El bosque estaba completamente en silencio salvo por el crujido ocasional de alguna rama lejana. No había nadie. Solo él y yo y el humo blanco entre los dos.
En un momento aspiró profundo y, en lugar de soltar el humo al aire, acercó su boca a la mía. Muy despacio. Tan despacio que tuve tiempo de apartarme y no lo hice. No llegó a tocarme, pero estuvo tan cerca que pude sentir el calor de sus labios sin llegar a rozarlos. Y entonces soltó el humo. Directamente hacia mí. Entró en mi boca antes de que pudiera reaccionar. Lo respiré por puro reflejo.
El corazón me latía en la garganta.
—¿Ves? —murmuró. Su voz era casi un susurro ahora, algo que pertenecía solo a ese espacio entre los dos—. Así.
Volvió a hacerlo. Otra vez. Cada vez más cerca. Cada vez con menos espacio entre su boca y la mía. El cigarro se consumía entre sus dedos mientras el aire entre nosotros se hacía más cálido a pesar del frío.
En un momento tomó mi mano. La levantó. Colocó el cigarrillo entre mis dedos. Sus dedos cerrándose sobre los míos, guiando el gesto.
—Ahora tú.
Aspiré. Cuando solté el humo, lo dirigí hacia él. Darío no se apartó. Respiró despacio, como si recogiera exactamente el aire que yo acababa de expulsar, como si quisiera quedarse con algo mío.

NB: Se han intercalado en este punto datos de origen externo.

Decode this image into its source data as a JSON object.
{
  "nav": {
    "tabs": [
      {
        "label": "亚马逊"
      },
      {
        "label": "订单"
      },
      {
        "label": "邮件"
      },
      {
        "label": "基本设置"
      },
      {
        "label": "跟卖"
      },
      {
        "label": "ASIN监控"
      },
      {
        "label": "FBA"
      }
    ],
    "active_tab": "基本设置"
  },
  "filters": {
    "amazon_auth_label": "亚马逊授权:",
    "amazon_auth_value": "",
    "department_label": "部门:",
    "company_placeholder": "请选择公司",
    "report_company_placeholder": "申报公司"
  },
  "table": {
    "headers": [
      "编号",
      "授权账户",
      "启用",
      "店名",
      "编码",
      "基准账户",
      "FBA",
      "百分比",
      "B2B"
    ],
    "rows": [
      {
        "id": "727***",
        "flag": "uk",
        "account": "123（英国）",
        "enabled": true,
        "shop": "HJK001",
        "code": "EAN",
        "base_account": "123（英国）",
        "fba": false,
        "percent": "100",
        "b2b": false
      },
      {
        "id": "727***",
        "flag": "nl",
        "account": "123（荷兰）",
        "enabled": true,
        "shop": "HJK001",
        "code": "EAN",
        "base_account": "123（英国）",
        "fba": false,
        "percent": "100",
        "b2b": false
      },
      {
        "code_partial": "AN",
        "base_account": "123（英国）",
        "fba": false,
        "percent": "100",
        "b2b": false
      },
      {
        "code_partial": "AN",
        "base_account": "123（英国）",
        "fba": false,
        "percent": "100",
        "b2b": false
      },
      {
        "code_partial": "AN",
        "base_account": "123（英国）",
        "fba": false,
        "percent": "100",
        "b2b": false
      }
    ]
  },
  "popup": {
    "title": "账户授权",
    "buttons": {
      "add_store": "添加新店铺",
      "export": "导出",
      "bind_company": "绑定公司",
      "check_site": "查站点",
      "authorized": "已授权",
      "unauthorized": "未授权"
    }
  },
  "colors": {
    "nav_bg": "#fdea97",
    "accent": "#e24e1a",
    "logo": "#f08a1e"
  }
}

Nuestras caras estaban tan cerca que podía ver cada detalle de la suya. La curva precisa de sus labios. La humedad en la comisura. El brillo oscuro de sus ojos fijos en los míos. El humo yendo y viniendo entre nosotros como un hilo invisible que nos ataba a ese momento sin darnos cuenta.
El cigarrillo estaba casi terminado cuando nuestras manos volvieron a coincidir. Esta vez Darío no apartó la suya. La dejó encima de la mía. Caliente. Firme. Sin disculparse.
Estaba ardiendo por dentro.
—Mañana, ¿quieres volver aquí después del entrenamiento? —dijo, casi en susurros.
—Sí —respondí, sin que mi cabeza participara demasiado en la decisión.
—Perfecto —dijo.
Y entonces, antes de que yo pudiera procesar lo que estaba pasando, se inclinó hacia mí y me dio un beso en la mejilla. Pero no exactamente en la mejilla. Más cerca de la comisura de mis labios que de cualquier otro sitio. El contacto duró apenas un segundo, pero bastó para que todo mi cuerpo respondiera de una forma que ya no podía ocultar.
Darío bajó la vista un instante. Sonrió levemente.
—Veo que no soy el único —dijo, y señaló discretamente su propio chándal, donde era perfectamente visible que tampoco él había salido indemne de esa media hora en el bosque.
Luego se marchó por el sendero sin mirar atrás, las manos en los bolsillos, caminando con esa calma suya que yo nunca había conseguido entender del todo.
Me quedé solo entre los árboles durante varios minutos. El frío me entró de golpe ahora que él ya no estaba cerca. El humo había desaparecido hace rato. El cigarrillo consumido yacía en el suelo, junto a mis zapatillas.
Pensé en la imagen del vestuario. En sus dedos sobre los míos. En el calor de su respiración a milímetros de mi boca. En esa pregunta que había pasado toda la temporada haciéndome en silencio.
Darío no era hetero.
O quizá sí lo era. Quizá no lo era. Quizá esa categoría ya no me servía para entender nada de lo que acababa de ocurrir entre los dos.
Emprendí el camino de vuelta a casa con las manos todavía calientes donde él las había tocado, pensando en que mañana volvería a haber entrenamiento, y que después del entrenamiento habría un bosque, y que en ese bosque me estaría esperando alguien que sabía exactamente lo que yo no me había atrevido a decirme a mí mismo en meses.